Before a disaster strikesPosted Sep 20, 2018
Whether it's a hurricane, an ice storm, or an apartment fire, disasters can upend the lives of vulnerable low-income families in New Hampshire. Read about one family's experience after an accidental fire here.
Below is some important information to consider before a disaster strikes, and some advice for what to do and who to call after.
NOTE: The American Red Cross has a host of information and suggestions for disaster preparations on its website: www.redcross.org
After a disaster, the Red Cross should be your first contact, and often will direct people on "what to do next." Some larger municipalities also have local offices of disaster preparedness. If you evacuate your home to a designated shelter, the shelter will have resources/volunteers to assist.

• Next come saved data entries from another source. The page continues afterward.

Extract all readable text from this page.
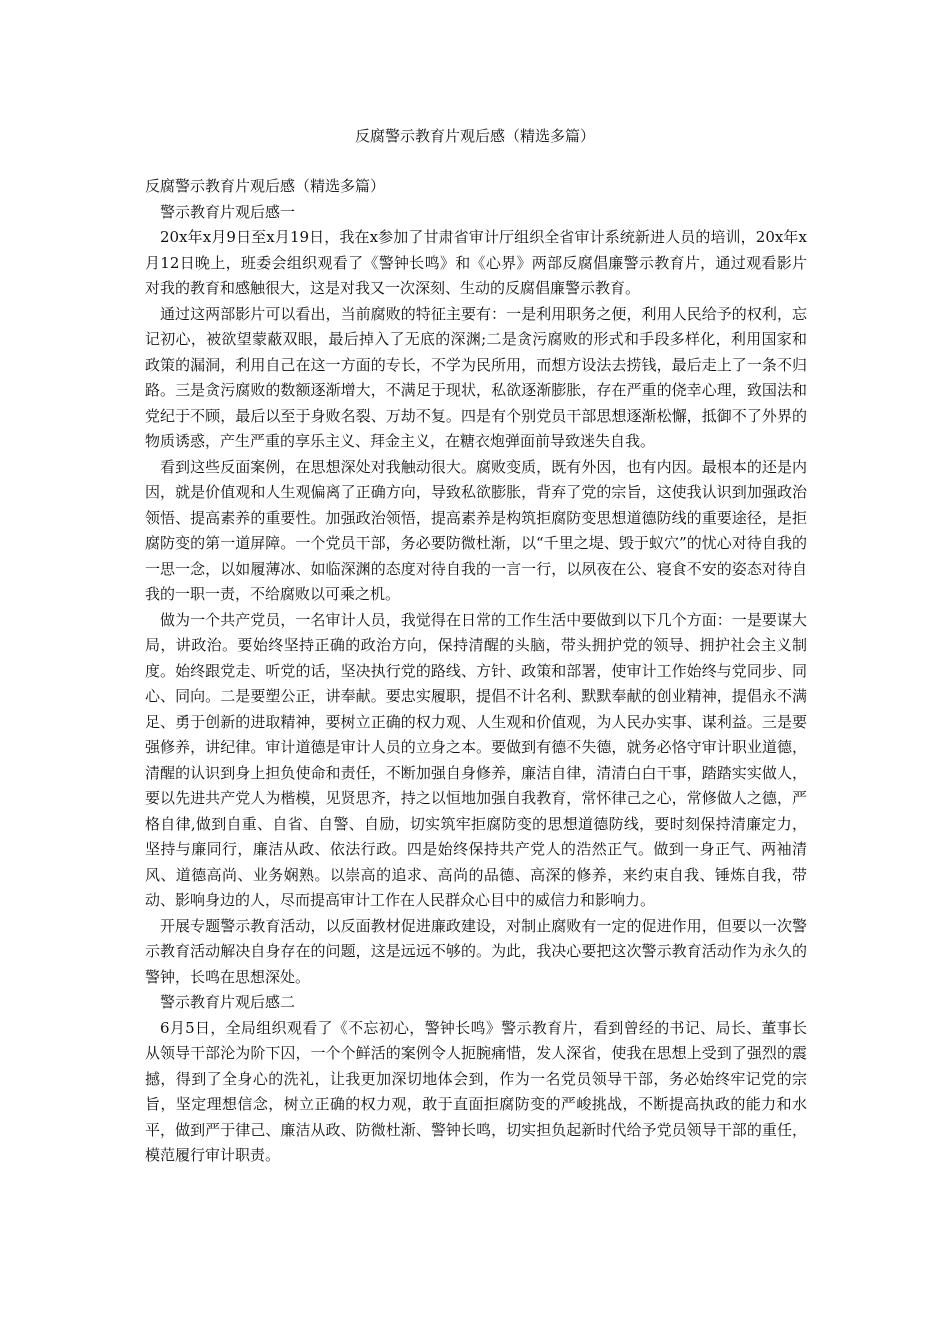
反腐警示教育片观后感（精选多篇）

反腐警示教育片观后感（精选多篇）

警示教育片观后感一

20x年x月9日至x月19日，我在x参加了甘肃省审计厅组织全省审计系统新进人员的培训，20x年x月12日晚上，班委会组织观看了《警钟长鸣》和《心界》两部反腐倡廉警示教育片，通过观看影片对我的教育和感触很大，这是对我又一次深刻、生动的反腐倡廉警示教育。

通过这两部影片可以看出，当前腐败的特征主要有：一是利用职务之便，利用人民给予的权利，忘记初心，被欲望蒙蔽双眼，最后掉入了无底的深渊;二是贪污腐败的形式和手段多样化，利用国家和政策的漏洞，利用自己在这一方面的专长，不学为民所用，而想方设法去捞钱，最后走上了一条不归路。三是贪污腐败的数额逐渐增大，不满足于现状，私欲逐渐膨胀，存在严重的侥幸心理，致国法和党纪于不顾，最后以至于身败名裂、万劫不复。四是有个别党员干部思想逐渐松懈，抵御不了外界的物质诱惑，产生严重的享乐主义、拜金主义，在糖衣炮弹面前导致迷失自我。

看到这些反面案例，在思想深处对我触动很大。腐败变质，既有外因，也有内因。最根本的还是内因，就是价值观和人生观偏离了正确方向，导致私欲膨胀，背弃了党的宗旨，这使我认识到加强政治领悟、提高素养的重要性。加强政治领悟，提高素养是构筑拒腐防变思想道德防线的重要途径，是拒腐防变的第一道屏障。一个党员干部，务必要防微杜渐，以“千里之堤、毁于蚁穴”的忧心对待自我的一思一念，以如履薄冰、如临深渊的态度对待自我的一言一行，以夙夜在公、寝食不安的姿态对待自我的一职一责，不给腐败以可乘之机。

做为一个共产党员，一名审计人员，我觉得在日常的工作生活中要做到以下几个方面：一是要谋大局，讲政治。要始终坚持正确的政治方向，保持清醒的头脑，带头拥护党的领导、拥护社会主义制度。始终跟党走、听党的话，坚决执行党的路线、方针、政策和部署，使审计工作始终与党同步、同心、同向。二是要塑公正，讲奉献。要忠实履职，提倡不计名利、默默奉献的创业精神，提倡永不满足、勇于创新的进取精神，要树立正确的权力观、人生观和价值观，为人民办实事、谋利益。三是要强修养，讲纪律。审计道德是审计人员的立身之本。要做到有德不失德，就务必恪守审计职业道德，清醒的认识到身上担负使命和责任，不断加强自身修养，廉洁自律，清清白白干事，踏踏实实做人，要以先进共产党人为楷模，见贤思齐，持之以恒地加强自我教育，常怀律己之心，常修做人之德，严格自律,做到自重、自省、自警、自励，切实筑牢拒腐防变的思想道德防线，要时刻保持清廉定力，坚持与廉同行，廉洁从政、依法行政。四是始终保持共产党人的浩然正气。做到一身正气、两袖清风、道德高尚、业务娴熟。以崇高的追求、高尚的品德、高深的修养，来约束自我、锤炼自我，带动、影响身边的人，尽而提高审计工作在人民群众心目中的威信力和影响力。

开展专题警示教育活动，以反面教材促进廉政建设，对制止腐败有一定的促进作用，但要以一次警示教育活动解决自身存在的问题，这是远远不够的。为此，我决心要把这次警示教育活动作为永久的警钟，长鸣在思想深处。

警示教育片观后感二

6月5日，全局组织观看了《不忘初心，警钟长鸣》警示教育片，看到曾经的书记、局长、董事长从领导干部沦为阶下囚，一个个鲜活的案例令人扼腕痛惜，发人深省，使我在思想上受到了强烈的震撼，得到了全身心的洗礼，让我更加深切地体会到，作为一名党员领导干部，务必始终牢记党的宗旨，坚定理想信念，树立正确的权力观，敢于直面拒腐防变的严峻挑战，不断提高执政的能力和水平，做到严于律己、廉洁从政、防微杜渐、警钟长鸣，切实担负起新时代给予党员领导干部的重任，模范履行审计职责。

Generally, the Red Cross will provide accommodations for two nights after a localized disaster such as a home fire. In the wake of a big disaster, the municipality may set up a shelter in a gym, church, or senior center; if not, residents can apply for help from their local welfare office, which is obligated under state law to provide shelter.
But emergency packs can include all the batteries you’ll ever need, and still leave people stranded when the water recedes, if they haven’t saved important legal documents.
In addition to the essentials (birth certificates and Social Security cards), if you rent your home, you should save a copy of your Lease Agreement, rent receipts and information on any renter's insurance you’ve purchased.
Landlords’ insurance does not cover tenants’ belongings. Tenants should have renter's insurance for their personal property; basic coverage on many policies starts as low as $10 per month.
If you own your home, have your mortgage loan documents and Declaration's page from Homeowner's Insurance, and contact information for your local agent, if available.
Here’s a tech tip: While it’s important to keep original copies whenever possible, you can make digital back-ups of many essential documents by scanning them and saving them to "the cloud" so even if you lose your computer, you can go to a local library and get copies. Your local library may have scanners available for public use.